Because of all these effects, yes, the experiment has been altered; but back to the original point, will it freeze faster than plain unboiled, room temperature tap water?

Musicat my old mate, I must disagree. From whence does your original premise derive? I’ve read Cecil’s column, and it just seems to be concerned with the real world question of whether sloshing some hot or cold water in an ice cube tray and whacking it into the freezer will result in faster or slower freezing.

You seem rather to be concerned with a pure science question, which I value but which just doesn’t seem to be the OP at all.

What you describe as “confounding factors” I would describe as “reasons why the OP maybe correct”.

As Cecil shows, it isn’t, of course, but that doesn’t alter my point.

I’m not going to argue your point on confounding factors - you’re right - they are probably the culprits, but I agree with Princhester in that they are not necessarily confounding factors, but relevant ones in the context of the real-world observations.

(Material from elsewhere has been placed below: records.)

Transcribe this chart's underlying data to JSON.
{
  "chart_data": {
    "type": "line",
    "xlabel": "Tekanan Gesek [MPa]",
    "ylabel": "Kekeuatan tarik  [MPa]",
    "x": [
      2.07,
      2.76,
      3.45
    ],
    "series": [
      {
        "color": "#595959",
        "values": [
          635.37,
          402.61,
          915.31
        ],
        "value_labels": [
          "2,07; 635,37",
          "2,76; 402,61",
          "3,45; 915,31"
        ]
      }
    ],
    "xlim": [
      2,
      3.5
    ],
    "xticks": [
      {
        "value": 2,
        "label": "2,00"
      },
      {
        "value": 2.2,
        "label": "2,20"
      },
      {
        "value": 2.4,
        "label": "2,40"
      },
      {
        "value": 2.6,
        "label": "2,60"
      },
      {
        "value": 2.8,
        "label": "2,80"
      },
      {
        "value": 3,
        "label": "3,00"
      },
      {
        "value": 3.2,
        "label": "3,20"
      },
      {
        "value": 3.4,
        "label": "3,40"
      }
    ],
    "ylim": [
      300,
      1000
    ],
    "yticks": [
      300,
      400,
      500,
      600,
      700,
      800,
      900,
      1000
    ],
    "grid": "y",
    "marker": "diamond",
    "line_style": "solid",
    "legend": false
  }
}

However, In saying that at some point in the experiment both must be at the same temperature, I believe you are oversimplifying the experiment to a pair of homogeous samples at a uniform temperature (or at least comparable distributions of temperature) throughout.
This may or may not be the actual case - it might well be (for completely hypothetical example, you understand) that the cold water cools fairly uniformly, but the hot water maintains a broader range of temperatures, perhaps separating into layers - in this case, there might not ever be a point at which the contents of the two containers could ever be described as uniformly identical, until they both were frozen solid.